Raleigh, North Carolina – The North Carolina Supreme Court on Thursday threw out a long-running lawsuit over state education funding, a decision that will likely keep the power to decide how much money to spend and where to spend it with the Legislature, not judges.
The 4-3 ruling, which was led by the court’s Republican justices, was overturned Historic ruling in 2022 when the court, which had a Democratic majority, ruled that a lower court judge had the authority to order that taxpayer money be directed to state agencies to address long-standing education inequities.
The following year, another court judge calculated that the state owed $678 million to meet two years of a comprehensive eight-year, multibillion-dollar remediation plan, in part to improve teacher recruitment and salaries, expand pre-K and help students with disabilities.
In Thursday’s ruling, Chief Justice Paul Newby wrote that what began as a modest lawsuit over one district’s education spending “became a widespread, facial assault on the entire educational system enacted by the General Assembly.” Since then, Newby said, the judicial process has gone too far.
When the case expanded, “the trial court’s authority to hear the case also ceased,” Newby wrote during his order dismissing the school finance lawsuit.
The decision came more than two years after the court heard oral arguments. Republicans who control the General Assembly would not be required to comply with the remedial plan while preparing state budgets, including this year’s budget that is now several months late.
Democratic Gov. Josh Stein will have to rely more on convincing lawmakers and his veto power to spend more on teacher pay, pre-kindergarten programs and other initiatives. Stein was North Carolina’s attorney general when the 2022 ruling was handed down.
“The Supreme Court simply ignored its established precedent, enabling the General Assembly to continue to deprive another generation of North Carolina students of the education promised by our Constitution,” Stein said in a statement Thursday.
Two Democratic judges and a Republican judge objected to Thursday’s ruling.
Associate Justice Anita Earls, a Democrat, said the decision appears to be more about dealing with how the 2022 decision is reached than what happens to students.
“Allowing a state to escape judicial scrutiny for violations of constitutional rights through its conduct during litigation quickly reduces constitutional rights to words on paper — morally compelling but functionally useless,” she wrote.
Attention will now turn to formulating the next government education spending proposal. The General Assembly meets this month. Nearly 40% of the state’s more than $30 billion annual budget goes to K-12 funding alone.
“Liberal education special interests inappropriately attempted to hijack North Carolina’s constitutional funding process in order to impose their policy preferences via judicial fiat,” Republican Senate Leader Phil Berger said in a press release. “Today’s decision confirms that the correct path to policy making is the legislative process.”

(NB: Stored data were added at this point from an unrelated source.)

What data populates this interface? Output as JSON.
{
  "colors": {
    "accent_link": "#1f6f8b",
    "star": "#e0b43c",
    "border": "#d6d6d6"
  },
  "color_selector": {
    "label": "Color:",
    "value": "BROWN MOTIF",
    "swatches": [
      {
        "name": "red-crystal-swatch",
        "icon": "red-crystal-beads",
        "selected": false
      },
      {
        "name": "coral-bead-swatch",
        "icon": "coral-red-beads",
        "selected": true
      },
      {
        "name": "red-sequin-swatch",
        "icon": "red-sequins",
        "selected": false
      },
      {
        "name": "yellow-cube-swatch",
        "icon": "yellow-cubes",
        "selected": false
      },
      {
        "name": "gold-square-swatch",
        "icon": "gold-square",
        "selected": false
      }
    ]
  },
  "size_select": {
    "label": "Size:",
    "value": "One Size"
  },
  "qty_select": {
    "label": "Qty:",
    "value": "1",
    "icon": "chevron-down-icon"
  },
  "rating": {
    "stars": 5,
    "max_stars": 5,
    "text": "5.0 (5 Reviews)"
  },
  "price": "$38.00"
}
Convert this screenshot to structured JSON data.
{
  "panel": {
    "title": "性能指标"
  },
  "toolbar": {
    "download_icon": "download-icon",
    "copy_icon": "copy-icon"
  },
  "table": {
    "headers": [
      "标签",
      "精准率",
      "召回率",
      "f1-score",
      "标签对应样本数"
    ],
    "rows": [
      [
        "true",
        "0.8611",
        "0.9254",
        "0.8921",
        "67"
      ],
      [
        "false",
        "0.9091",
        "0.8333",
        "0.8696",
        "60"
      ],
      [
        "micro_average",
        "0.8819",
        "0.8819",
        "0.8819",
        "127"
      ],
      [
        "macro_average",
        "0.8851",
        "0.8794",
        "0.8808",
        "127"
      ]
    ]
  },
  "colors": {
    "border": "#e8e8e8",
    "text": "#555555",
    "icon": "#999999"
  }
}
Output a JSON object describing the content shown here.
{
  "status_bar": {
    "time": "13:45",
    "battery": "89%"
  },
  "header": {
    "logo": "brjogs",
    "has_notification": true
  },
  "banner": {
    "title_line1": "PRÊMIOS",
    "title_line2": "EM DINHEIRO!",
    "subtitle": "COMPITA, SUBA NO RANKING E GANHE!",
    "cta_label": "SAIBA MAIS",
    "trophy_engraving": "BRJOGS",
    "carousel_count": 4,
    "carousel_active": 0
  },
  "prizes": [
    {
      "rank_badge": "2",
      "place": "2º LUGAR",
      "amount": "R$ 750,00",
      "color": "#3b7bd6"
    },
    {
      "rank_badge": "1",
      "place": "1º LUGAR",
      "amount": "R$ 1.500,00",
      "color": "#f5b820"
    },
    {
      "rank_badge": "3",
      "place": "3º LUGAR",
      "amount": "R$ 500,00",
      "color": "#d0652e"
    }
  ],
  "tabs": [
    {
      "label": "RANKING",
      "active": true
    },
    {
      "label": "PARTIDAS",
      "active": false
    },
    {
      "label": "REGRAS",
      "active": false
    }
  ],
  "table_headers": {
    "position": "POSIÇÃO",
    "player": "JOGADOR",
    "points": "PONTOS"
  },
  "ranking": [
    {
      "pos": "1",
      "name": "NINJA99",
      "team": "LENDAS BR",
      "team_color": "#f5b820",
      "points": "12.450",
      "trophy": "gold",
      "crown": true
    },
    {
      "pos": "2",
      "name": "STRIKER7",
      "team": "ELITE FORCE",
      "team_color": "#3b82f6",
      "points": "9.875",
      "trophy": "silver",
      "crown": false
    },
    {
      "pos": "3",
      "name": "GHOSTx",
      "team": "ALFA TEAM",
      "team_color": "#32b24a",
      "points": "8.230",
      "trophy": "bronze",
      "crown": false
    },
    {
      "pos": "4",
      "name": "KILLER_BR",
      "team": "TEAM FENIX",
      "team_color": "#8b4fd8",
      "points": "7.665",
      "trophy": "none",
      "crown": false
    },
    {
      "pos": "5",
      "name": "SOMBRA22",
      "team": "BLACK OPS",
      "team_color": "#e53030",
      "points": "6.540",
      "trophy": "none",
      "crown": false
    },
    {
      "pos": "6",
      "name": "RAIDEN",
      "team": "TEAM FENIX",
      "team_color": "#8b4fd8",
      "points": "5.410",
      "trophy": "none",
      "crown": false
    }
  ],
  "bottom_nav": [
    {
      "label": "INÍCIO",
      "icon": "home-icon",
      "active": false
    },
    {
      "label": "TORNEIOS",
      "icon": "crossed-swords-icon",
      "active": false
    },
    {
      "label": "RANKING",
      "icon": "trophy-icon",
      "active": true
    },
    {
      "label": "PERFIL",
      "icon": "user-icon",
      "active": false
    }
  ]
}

Critics of GOP education spending have pointed in part to taxpayer-funded scholarships for K-12 students to attend private schools as evidence that more could be done for public school children.
The lawsuit began in 1994, when several school districts in low-income areas and families with children sued and accused the state of violating the North Carolina Constitution by not providing adequate funding for education.
The case is often referred to as “Leandro” — after the last name of one of the students who sued.
Supreme Court decisions in the case from 1997 and 2004 found that the state constitution requires that all children must have “the opportunity to receive a sound basic education,” and that the state remains ill-equipped to comply with that dictate. Many say it is a problem that remains unresolved.
“The people paying the price for the failure of our leaders are not just abstract ideas. They are the generations of children in rural communities, past and present, who waited 30 years for a promise that was never fulfilled,” Tamika Walker Kelly, president of the North Carolina State Teachers Association, said in a press release.
The court’s Democratic majority in 2022 had decided that the Supreme Court’s decisions combined with the Constitution’s “right to the privilege of education” and years of inaction by elected officials created an “extraordinary” situation that gave the late Justice David Lee power. To order the spending of money Without a specific law enacted by the General Assembly.